As people are living longer, the retirement fund that they will need to live comfortably inevitably increases. Different people get their happiness in different ways. Some don't need a huge amount of material things to be happy but they must be able to pay their bills. Others that have been used to an extravagant lifestyle are likely to be very unhappy if suddenly their standard of living has to fall dramatically.

The problem for those without good retirement provisions and relying largely on Social Security is that even now the benefits are not particularly big and the future is uncertain with estimates that without additional funding benefits will need to be cut by as much as 25% by 2030.

The figures tell the story

The average retired couple gets just over $2000 a month from Social Security. That contrasts with the average monthly income earned by an American household of $4500. Even more worrying is the figure of the average monthly expenses of a retired couple over 65 of $3450. It doesn't get any better. Sometimes that average couple will get automatic deductions from that $2000 a month; medical insurance premiums are regularly taken off the check before the final amount is transferred into the recipient's checking account. Surcharges on premiums may also be deducted which is a concern because there is no annual calculation on the inflation impact on income limits. It is possible that those premiums will take an ever increasing amount out of the benefit check.

While Transamerica's recent study shows that the average household retirement savings of those 50 and older is $135,000 the gulf between the worst and best scenarios is stark. Unmarried citizens have an average below $50,000 while married couples average $177,000.

Is there any more compelling reason for saving than the content of the last couple of paragraphs?

If you are in your 50s you should be earning more than you earned earlier in your career. If you fall into the group with a poor retirement fund you may have the potential to save as long as you are prepared to make some fairly basic changes to your life. If you don't think it is possible or you decide against doing it, you will certainly find problems in retirement even if you have real estate that you can sell to help you. You will still have to live somewhere, perhaps by twenty years or more.

You should look at your finances including your retirement savings. While the 401ks have not performed particularly well in recent years, largely because of the recession things should be improving.

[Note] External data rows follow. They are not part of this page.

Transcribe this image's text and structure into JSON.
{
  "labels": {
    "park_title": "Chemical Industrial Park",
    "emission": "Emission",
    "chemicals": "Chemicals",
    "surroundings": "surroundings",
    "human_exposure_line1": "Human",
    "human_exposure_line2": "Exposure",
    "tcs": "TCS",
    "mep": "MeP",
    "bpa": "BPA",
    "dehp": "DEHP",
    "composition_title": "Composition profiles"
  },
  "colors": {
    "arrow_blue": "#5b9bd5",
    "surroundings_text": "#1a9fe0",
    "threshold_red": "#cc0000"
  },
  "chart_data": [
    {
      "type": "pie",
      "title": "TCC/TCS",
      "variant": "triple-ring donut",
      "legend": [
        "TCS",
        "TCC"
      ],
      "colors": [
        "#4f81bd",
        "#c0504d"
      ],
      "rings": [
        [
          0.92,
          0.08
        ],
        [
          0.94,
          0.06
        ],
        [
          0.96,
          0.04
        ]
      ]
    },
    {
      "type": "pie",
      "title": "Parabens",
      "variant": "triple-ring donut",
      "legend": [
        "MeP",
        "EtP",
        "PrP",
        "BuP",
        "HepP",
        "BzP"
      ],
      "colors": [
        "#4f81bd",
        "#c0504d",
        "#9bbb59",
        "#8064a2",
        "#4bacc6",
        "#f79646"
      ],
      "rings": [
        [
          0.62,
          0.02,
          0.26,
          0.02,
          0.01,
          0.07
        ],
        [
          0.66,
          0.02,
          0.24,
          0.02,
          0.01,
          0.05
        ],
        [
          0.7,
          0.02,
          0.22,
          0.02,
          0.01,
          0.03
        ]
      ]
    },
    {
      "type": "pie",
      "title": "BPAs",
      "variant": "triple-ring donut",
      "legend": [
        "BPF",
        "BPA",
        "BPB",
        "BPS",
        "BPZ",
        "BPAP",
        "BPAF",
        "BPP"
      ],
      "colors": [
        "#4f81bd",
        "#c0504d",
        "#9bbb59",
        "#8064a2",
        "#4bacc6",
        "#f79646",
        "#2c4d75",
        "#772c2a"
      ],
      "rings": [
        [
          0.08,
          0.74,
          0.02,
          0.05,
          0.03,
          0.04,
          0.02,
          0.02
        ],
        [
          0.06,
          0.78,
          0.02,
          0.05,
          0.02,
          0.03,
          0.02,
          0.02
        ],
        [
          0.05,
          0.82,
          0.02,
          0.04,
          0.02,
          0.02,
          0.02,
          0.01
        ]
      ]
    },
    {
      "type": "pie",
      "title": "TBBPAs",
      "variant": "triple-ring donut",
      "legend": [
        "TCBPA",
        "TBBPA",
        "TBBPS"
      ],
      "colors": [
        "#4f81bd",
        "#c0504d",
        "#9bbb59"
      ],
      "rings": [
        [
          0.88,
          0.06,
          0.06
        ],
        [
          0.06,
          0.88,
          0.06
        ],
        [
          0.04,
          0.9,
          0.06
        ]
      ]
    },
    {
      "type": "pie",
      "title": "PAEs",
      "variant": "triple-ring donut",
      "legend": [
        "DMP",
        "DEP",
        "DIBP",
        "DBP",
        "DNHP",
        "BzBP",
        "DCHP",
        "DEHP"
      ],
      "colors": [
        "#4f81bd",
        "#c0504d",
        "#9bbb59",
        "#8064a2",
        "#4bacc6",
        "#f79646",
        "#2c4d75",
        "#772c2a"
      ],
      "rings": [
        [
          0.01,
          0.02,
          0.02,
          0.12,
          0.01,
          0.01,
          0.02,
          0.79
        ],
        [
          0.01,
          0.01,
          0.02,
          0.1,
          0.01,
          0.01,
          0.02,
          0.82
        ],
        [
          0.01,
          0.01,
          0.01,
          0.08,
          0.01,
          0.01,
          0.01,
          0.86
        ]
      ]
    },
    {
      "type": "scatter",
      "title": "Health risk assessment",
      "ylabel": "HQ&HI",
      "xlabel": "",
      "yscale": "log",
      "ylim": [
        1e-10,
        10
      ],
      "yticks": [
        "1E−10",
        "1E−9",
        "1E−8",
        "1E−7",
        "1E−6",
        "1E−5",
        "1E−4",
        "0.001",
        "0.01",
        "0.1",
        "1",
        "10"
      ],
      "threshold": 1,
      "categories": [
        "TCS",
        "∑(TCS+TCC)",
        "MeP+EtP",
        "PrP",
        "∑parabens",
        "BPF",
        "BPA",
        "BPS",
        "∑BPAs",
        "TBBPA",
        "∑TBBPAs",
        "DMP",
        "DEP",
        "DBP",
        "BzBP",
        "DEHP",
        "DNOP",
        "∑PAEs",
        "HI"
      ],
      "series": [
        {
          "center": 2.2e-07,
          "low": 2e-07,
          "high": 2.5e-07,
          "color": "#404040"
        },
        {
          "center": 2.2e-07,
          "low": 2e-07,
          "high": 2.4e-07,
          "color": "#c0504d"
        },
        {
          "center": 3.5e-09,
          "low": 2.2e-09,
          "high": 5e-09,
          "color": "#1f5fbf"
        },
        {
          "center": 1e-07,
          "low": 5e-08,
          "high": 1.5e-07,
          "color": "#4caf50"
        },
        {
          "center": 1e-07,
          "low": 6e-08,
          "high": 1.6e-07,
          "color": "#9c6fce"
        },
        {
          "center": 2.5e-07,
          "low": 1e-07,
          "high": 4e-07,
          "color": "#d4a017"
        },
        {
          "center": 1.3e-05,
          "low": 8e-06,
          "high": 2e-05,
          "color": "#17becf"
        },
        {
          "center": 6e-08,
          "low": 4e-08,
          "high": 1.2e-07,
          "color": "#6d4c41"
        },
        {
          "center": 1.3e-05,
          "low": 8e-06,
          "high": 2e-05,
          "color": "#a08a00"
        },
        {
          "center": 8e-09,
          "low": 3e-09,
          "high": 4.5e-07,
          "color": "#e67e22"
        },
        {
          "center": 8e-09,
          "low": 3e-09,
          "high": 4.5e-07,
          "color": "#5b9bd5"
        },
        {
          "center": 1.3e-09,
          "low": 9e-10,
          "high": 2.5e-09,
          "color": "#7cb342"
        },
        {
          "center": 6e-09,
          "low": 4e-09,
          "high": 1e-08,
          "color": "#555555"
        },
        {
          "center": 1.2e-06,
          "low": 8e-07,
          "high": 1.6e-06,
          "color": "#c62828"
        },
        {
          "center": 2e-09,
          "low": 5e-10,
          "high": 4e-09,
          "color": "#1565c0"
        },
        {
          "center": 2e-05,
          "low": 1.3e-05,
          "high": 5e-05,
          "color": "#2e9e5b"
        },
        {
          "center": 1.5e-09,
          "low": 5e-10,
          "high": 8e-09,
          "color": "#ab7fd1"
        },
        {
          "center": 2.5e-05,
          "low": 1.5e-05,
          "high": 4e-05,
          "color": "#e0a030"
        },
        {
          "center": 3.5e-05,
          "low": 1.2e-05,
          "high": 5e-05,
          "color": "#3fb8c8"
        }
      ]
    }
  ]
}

In practical terms what does that mean?

Someone who is 50 and currently has $100,000 saved towards retirement who is putting $18,000 into a 401k will have over $650,000 by the age of 65 at an annual growth of 6%. If he or she can take advantage of that extra $6,000 a year the figure goes up to almost $800,000. The assumption of growth is realistic but the point about a 401k is that there are no guarantees and employers while contributing have no risk; the risk belongs to the individual with the 401k. It does mean that ordinary people may need regular advice.

If they are nowhere near the $18,000 they may need to look at their finances in general and try to cut out waste. That is everything from not checking whether they have competitive insurance, telephone and utility services to cutting out expensive debt, typically interest on credit card balances. Credit card debt should certainly be paid off because it is sheer waste. A personal loan to pay off balances is a much better financial management tool to use and is for bad credit people can provide these kind of funds. If you can put the savings into retirement you can see how your future can improve.